Author Terry Deary presented a BBC programme about Watts in 2012 and campaigned for him to be memorialised in his native Sunderland. A new biography, Harry Watts: The Forgotten Hero was published the following year.

==People saved==
These incidents occurred in Sunderland, unless otherwise stated.
- 1839: Richard Nicholson, a fellow apprentice, who fell overboard in Quebec.
- 1840: J. Luckley, the captain of his ship, after a canoe capsized at Miramichi.
- 1844: A lad named Watson, who was washed overboard on the Pentland Firth.
- 1845: Two men rescued from a sinking barge at Woolwich, London.
- 1847: Six men pulled from a smashed ship in Rotterdam.
- 1852: A boy named Paul, saved from drowning at Sunderland's South Pier.
- 1852: A boy named Maughan, pulled from the river at Smurthwaite's Wharf.
- 1853: Saved a woman from committing suicide at Hendon beach.
- 1853: Rescued a girl who had fallen into a canal in Cardiff.
- 1853: Pulled a trimmer, William Smith, to safety from Sunderland dock.
- 1854: Saved a boy at Wapping Dock. The polluted water almost killed Watts.
- No date: Jumped overboard to save two boys from drowning at the South Outlet.
- 1863: Rescued a boy and girl after they fell from, the quay near Panns Ferry.
- 1866: A boy called Smith was saved from Graving Dock after falling from a dredger.
- 1866: A boy called Hall saved from The River Wear Commissioners’ Quay.
- 1867: An unnamed boy rescued from the river at the Custom House Quay.
- 1868: John Fox from Mill Street saved after falling from a boat into the Mark Quay.
- 1869: James Watt, a shipwright, saved from the South Dock basin after falling in.
- 1870: Watts helped save eight children and three adults from a capsized pleasure boat. On the same day, he also rescued a man called Robert Wilson from the river.
- 1870: A boy who fallen into the river near the Tide Gauge Jetty.
- 1875: Watts almost drowned rescuing schoolboy Edward Boulton from the river.
- 1876: A boy called Harry Dobson was saved from the river.
- 1877: Watts saved John Lonsdale, dragged overboard from a keel by a heavy chain.
- 1881: Jumped into the Graving Dock to rescue a lad named Jones, who was drowning.

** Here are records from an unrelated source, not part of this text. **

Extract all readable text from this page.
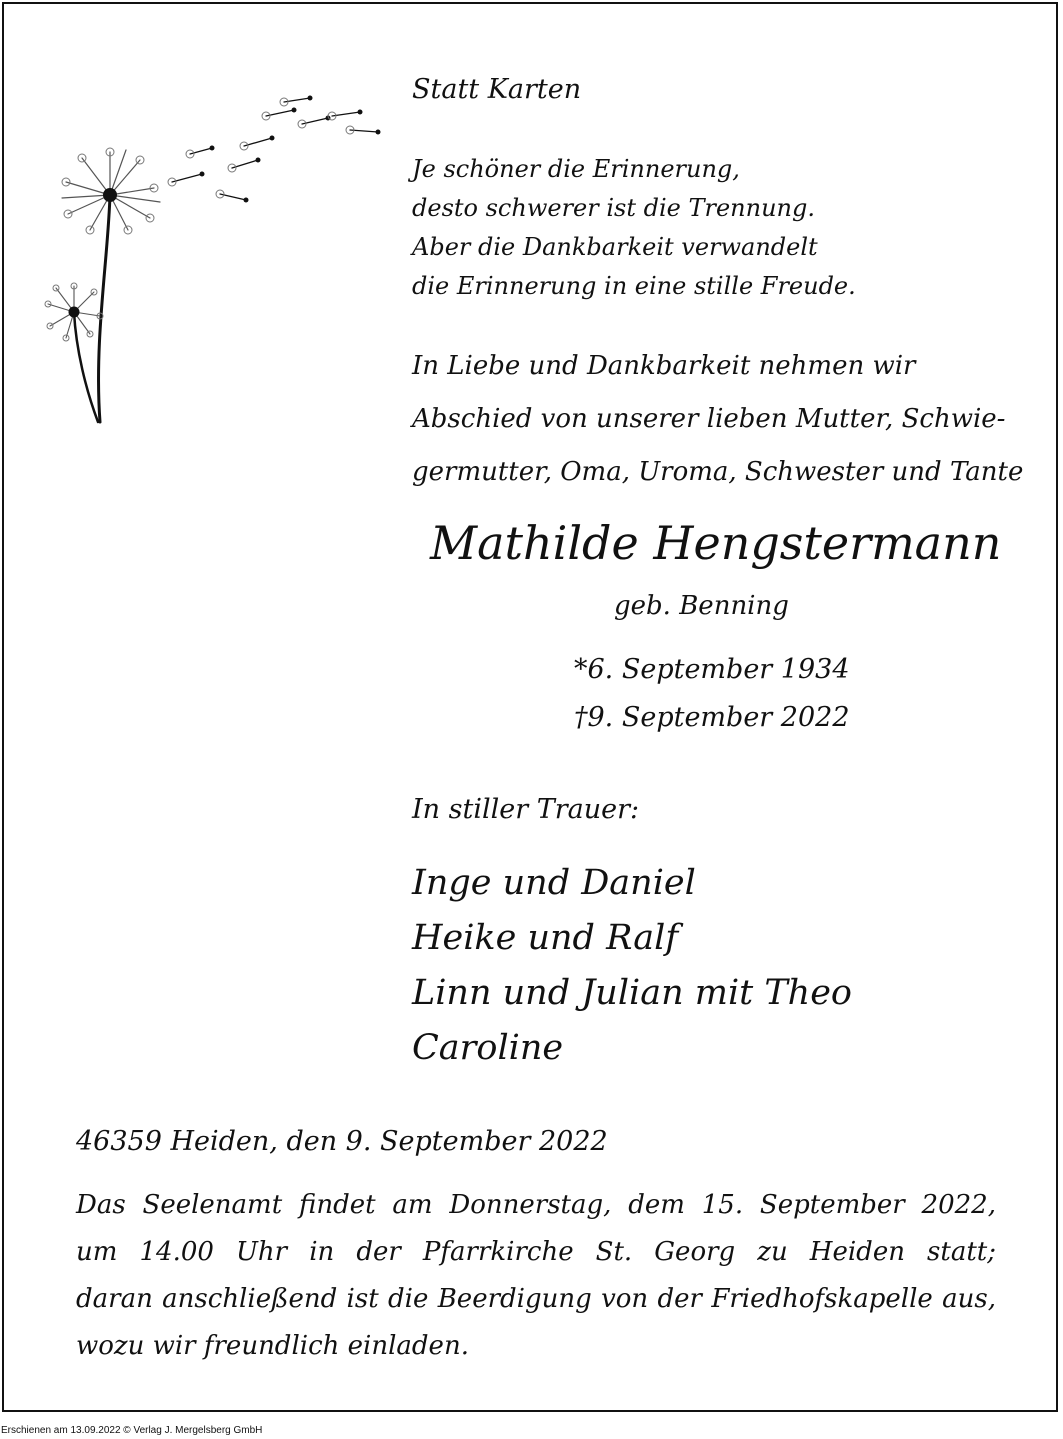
Statt Karten
Je schöner die Erinnerung,
desto schwerer ist die Trennung.
Aber die Dankbarkeit verwandelt
die Erinnerung in eine stille Freude.
In Liebe und Dankbarkeit nehmen wir
Abschied von unserer lieben Mutter, Schwie-
germutter, Oma, Uroma, Schwester und Tante
Mathilde Hengstermann
geb. Benning
*6. September 1934
†9. September 2022
In stiller Trauer:
Inge und Daniel
Heike und Ralf
Linn und Julian mit Theo
Caroline
46359 Heiden, den 9. September 2022
Das Seelenamt findet am Donnerstag, dem 15. September 2022,
um 14.00 Uhr in der Pfarrkirche St. Georg zu Heiden statt;
daran anschließend ist die Beerdigung von der Friedhofskapelle aus,
wozu wir freundlich einladen.
Erschienen am 13.09.2022 © Verlag J. Mergelsberg GmbH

- 1884: Rescued a boy called James Riseborough, who had fallen into the outer basin.
- 1892: At the age of 66, Watts made his last rescue – going to the aid of a boy called Fatherley, who had fallen into the South Dock.

==Medals and certificates==
- A bronze medal and Honorary Clasp of the Royal Humane Society
- A gold and bronze medal from Diamond Swimming Club and Humane Society.

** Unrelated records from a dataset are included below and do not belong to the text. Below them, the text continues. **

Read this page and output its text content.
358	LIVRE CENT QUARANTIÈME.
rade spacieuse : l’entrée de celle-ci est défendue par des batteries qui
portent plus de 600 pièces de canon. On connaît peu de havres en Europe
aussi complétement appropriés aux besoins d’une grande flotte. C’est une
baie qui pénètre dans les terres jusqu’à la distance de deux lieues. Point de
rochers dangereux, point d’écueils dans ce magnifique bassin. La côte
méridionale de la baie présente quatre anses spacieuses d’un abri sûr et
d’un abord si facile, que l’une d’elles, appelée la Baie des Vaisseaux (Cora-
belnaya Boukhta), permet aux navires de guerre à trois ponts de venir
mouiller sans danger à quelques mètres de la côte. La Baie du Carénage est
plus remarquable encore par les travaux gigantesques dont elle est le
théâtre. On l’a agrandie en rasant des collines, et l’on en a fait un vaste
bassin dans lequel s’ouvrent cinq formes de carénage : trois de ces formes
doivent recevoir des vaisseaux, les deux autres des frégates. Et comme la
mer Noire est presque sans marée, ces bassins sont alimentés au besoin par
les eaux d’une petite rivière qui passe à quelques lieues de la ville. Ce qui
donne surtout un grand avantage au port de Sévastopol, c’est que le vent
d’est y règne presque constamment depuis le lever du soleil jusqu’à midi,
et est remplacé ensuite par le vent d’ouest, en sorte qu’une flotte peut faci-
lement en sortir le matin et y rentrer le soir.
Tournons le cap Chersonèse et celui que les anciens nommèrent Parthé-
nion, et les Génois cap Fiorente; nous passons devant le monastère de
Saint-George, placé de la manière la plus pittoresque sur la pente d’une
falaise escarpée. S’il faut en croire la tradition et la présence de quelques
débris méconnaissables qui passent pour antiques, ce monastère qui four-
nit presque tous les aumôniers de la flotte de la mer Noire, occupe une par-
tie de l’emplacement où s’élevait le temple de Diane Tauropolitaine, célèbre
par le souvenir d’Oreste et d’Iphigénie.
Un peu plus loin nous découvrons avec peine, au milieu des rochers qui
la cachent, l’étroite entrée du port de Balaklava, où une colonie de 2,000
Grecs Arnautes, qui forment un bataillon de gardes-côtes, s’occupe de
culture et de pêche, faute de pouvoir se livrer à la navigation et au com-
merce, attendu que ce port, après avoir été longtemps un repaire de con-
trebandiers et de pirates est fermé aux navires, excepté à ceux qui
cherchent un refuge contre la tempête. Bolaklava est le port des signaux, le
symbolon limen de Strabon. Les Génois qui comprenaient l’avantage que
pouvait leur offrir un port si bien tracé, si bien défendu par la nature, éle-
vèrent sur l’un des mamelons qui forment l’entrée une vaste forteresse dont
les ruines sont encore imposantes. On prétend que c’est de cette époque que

- A gold medal presented by Mr Richardson, for "searching the River Wear and recovering the body of his grandson", 1875.
- A silver medal presented by the Sailors of the East End of Sunderland in 1877 for his many kind services.

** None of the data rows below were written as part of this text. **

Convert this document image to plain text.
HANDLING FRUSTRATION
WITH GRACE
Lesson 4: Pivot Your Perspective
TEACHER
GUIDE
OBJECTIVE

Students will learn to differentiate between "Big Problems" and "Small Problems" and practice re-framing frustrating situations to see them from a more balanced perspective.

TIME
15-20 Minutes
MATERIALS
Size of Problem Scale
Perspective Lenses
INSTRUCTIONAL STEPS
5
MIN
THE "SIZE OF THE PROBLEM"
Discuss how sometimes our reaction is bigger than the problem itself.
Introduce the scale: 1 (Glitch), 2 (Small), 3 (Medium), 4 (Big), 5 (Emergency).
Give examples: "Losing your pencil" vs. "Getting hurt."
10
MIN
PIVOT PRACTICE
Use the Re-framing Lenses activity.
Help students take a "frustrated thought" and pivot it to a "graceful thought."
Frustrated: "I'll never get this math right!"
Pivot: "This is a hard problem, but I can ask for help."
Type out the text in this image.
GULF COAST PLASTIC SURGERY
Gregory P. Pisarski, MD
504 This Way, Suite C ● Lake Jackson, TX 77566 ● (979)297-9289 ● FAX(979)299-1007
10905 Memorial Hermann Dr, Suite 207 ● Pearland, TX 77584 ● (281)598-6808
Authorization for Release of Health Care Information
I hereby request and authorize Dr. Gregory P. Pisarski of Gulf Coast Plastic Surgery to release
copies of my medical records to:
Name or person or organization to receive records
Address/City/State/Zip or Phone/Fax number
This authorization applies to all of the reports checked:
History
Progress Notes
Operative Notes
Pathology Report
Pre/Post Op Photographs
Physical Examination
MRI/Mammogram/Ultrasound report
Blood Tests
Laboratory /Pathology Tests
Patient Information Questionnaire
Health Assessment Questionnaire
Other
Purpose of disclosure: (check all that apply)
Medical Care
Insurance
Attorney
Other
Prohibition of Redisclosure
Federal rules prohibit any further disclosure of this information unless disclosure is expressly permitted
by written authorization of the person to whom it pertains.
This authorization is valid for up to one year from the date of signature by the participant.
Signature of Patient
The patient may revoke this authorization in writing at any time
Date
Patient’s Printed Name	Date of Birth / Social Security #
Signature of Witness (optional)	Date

- A gold medal from the United Temperance Crusaders for his courage in saving 33 people from drowning, 1875.
- A silver star medal – presented to mark his rescue of 'many people' in 1878.
- A bronze medal from the Board of Trade for 'saving lives from drowning on various occasions' in 1877.
- A parchment certificate from the Royal Humane Society in 1866.
- A certificate from the Diamond Swimming Club and Humane Society in 1868 for "saving the life of a boy in the River Wear, he having previously saved 24 lives".
- An Honorary Testimonial of the Royal Humane Society for saving the life of Harry Watt in July 1869.
- A Vellum Certificate of the Royal Humane Society, for saving the life of Edward Bolton in August 1875.
- A certificate from the Royal Humane Society for saving lives, presented in 1892.